Episode Conclusion and Future Plans

00:51:32
Speaker
Algorithms are a way of interacting with a mathematical landscape, and they give us an appreciation for space and time. We've explored everything from coloring graphs, to Google search algorithms, to the philosophical ramifications of the famous P equals NP problem. It's clear, at this point, that algorithms, or their study thereof, is a nascent science, but a rich one indeed. I'm Jonathan. And I'm Gabriel. And this has been Breaking Math. On Breaking Math, today we had... Amy Lynn. And Amy, is there anything you'd like to plug?
00:52:01
Speaker
I love my school. I work at the Public Academy for Performing Arts, an APS charter school that does 6th through 12th grade. If you're someone in Albuquerque who is interested in performing arts, your child is, presumably, you should send them on over to Papa. Awesome. And we are brought to you in conjunction with K, U and M, Generation Listen.
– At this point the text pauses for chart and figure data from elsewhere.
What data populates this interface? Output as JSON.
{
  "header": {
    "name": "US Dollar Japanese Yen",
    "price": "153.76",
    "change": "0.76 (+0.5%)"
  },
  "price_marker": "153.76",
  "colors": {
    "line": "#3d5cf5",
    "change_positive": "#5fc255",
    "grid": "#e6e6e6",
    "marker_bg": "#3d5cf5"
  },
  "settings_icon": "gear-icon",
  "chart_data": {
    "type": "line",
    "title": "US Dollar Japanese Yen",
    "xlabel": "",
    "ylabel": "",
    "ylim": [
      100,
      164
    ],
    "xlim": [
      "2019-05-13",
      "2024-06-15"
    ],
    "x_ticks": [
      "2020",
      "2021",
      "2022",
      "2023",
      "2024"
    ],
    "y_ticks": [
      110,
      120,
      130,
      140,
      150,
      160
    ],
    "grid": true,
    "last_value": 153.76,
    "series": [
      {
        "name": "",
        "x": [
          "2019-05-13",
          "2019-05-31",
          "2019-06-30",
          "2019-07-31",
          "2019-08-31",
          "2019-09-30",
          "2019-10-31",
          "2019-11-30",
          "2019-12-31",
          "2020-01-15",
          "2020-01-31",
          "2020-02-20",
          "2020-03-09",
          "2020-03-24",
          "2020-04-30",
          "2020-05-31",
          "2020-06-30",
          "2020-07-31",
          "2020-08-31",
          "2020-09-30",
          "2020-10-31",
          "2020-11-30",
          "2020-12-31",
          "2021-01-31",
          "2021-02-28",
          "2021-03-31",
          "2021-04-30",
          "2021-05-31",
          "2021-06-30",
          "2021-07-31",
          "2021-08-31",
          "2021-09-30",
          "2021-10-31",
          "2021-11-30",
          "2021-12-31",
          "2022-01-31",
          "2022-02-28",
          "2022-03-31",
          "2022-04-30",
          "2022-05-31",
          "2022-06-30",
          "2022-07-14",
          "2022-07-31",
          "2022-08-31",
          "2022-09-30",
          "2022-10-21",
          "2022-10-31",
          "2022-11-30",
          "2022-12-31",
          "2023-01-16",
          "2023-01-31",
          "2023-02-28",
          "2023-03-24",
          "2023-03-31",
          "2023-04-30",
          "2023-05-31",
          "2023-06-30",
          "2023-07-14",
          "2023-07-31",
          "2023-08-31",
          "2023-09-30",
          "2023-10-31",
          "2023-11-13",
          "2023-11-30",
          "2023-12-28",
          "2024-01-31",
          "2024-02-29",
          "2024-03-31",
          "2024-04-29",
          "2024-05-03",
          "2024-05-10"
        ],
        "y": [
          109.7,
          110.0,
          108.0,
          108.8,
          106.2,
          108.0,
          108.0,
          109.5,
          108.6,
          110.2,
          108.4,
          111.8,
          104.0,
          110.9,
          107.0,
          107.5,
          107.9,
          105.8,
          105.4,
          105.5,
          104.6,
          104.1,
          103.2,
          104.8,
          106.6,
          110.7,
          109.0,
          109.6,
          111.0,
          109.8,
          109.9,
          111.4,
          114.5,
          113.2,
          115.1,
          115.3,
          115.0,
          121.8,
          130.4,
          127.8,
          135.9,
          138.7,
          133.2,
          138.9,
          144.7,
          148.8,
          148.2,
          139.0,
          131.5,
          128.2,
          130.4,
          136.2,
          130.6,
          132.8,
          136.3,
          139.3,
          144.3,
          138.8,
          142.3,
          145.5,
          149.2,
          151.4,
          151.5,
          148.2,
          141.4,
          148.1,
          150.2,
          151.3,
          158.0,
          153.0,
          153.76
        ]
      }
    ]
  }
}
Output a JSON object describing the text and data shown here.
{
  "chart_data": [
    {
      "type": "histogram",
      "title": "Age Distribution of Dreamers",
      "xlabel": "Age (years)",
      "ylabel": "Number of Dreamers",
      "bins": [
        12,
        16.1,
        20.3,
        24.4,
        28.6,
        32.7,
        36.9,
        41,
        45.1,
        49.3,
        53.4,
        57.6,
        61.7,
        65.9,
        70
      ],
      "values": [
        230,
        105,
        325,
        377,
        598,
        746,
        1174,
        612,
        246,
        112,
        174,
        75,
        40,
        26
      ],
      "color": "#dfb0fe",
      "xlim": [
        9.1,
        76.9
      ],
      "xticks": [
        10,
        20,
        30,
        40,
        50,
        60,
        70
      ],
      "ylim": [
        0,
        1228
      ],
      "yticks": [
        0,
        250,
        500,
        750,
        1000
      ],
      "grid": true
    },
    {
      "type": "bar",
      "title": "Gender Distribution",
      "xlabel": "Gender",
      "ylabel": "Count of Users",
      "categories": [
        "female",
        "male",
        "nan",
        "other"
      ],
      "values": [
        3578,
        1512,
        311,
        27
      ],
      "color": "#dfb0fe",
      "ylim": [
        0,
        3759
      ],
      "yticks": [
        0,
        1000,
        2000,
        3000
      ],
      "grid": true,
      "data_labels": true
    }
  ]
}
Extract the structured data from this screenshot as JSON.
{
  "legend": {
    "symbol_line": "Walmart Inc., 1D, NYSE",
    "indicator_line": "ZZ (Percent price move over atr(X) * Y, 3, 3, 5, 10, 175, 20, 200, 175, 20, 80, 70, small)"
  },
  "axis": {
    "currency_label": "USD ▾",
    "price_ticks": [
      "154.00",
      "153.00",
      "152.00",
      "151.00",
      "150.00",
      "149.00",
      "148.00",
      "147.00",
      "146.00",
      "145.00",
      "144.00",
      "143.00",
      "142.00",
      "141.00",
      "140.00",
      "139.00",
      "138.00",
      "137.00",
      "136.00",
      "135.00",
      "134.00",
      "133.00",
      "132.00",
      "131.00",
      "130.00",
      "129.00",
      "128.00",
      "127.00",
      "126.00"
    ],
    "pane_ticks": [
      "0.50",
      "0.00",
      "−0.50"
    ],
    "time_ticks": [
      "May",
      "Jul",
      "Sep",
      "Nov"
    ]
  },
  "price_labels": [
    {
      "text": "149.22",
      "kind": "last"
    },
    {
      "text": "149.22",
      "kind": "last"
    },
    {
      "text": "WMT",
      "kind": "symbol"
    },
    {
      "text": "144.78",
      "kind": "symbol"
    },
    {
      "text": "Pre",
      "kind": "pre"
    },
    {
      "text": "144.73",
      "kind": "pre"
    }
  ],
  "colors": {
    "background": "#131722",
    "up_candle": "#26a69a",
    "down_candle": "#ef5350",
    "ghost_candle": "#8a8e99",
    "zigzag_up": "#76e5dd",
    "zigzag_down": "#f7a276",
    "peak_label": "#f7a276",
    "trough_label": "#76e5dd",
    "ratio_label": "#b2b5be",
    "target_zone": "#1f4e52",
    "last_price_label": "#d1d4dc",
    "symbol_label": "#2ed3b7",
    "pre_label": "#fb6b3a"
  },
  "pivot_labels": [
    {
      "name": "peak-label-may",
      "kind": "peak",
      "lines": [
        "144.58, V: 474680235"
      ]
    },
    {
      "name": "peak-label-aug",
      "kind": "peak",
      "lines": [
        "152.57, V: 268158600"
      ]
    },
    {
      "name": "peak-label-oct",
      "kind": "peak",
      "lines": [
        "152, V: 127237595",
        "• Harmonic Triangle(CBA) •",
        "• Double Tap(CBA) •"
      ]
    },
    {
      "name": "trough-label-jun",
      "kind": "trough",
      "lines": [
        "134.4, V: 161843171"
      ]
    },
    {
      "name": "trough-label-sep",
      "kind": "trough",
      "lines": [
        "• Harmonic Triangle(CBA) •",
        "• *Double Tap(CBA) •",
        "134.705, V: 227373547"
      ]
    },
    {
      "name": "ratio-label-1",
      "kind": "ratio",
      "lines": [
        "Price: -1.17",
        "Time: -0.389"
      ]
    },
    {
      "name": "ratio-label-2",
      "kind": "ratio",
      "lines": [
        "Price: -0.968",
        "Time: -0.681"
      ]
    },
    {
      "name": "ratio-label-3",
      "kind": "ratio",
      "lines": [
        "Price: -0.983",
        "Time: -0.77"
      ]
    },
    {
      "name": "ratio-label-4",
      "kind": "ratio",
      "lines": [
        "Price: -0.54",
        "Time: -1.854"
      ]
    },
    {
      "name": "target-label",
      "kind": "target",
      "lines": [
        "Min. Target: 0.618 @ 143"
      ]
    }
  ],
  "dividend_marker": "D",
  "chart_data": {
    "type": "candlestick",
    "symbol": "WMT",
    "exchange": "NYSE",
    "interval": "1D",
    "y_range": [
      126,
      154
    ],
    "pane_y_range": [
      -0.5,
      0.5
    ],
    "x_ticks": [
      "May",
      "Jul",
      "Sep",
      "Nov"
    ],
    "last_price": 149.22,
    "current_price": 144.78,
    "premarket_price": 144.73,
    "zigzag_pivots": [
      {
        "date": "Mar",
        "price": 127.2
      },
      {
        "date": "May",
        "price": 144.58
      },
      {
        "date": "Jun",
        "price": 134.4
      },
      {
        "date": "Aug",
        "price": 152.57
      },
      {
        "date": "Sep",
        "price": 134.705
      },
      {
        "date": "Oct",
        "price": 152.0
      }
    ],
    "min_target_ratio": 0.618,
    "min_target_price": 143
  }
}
Leela, is there anything you'd like to plug about that?
00:52:24
Speaker
We are wrapping up, it has been our great pleasure to help you gentlemen bust out what, 12 episodes of Breaking Math? Super cool, look forward to having you on my live Freeform show soon and again in the future. And we'll be back on campus quite active and with a vengeance next semester. Look for us at Welcome Back Days, thank you. Now in the meantime, we're still gonna be bringing you Breaking Math episodes.
00:52:51
Speaker
Yes, we are really excited. We will be recording over the summer in a variety of topics and have a variety of guests expanding our topics quite a bit. And we'll keep bringing you the same great content you come to expect. Thanks for listening.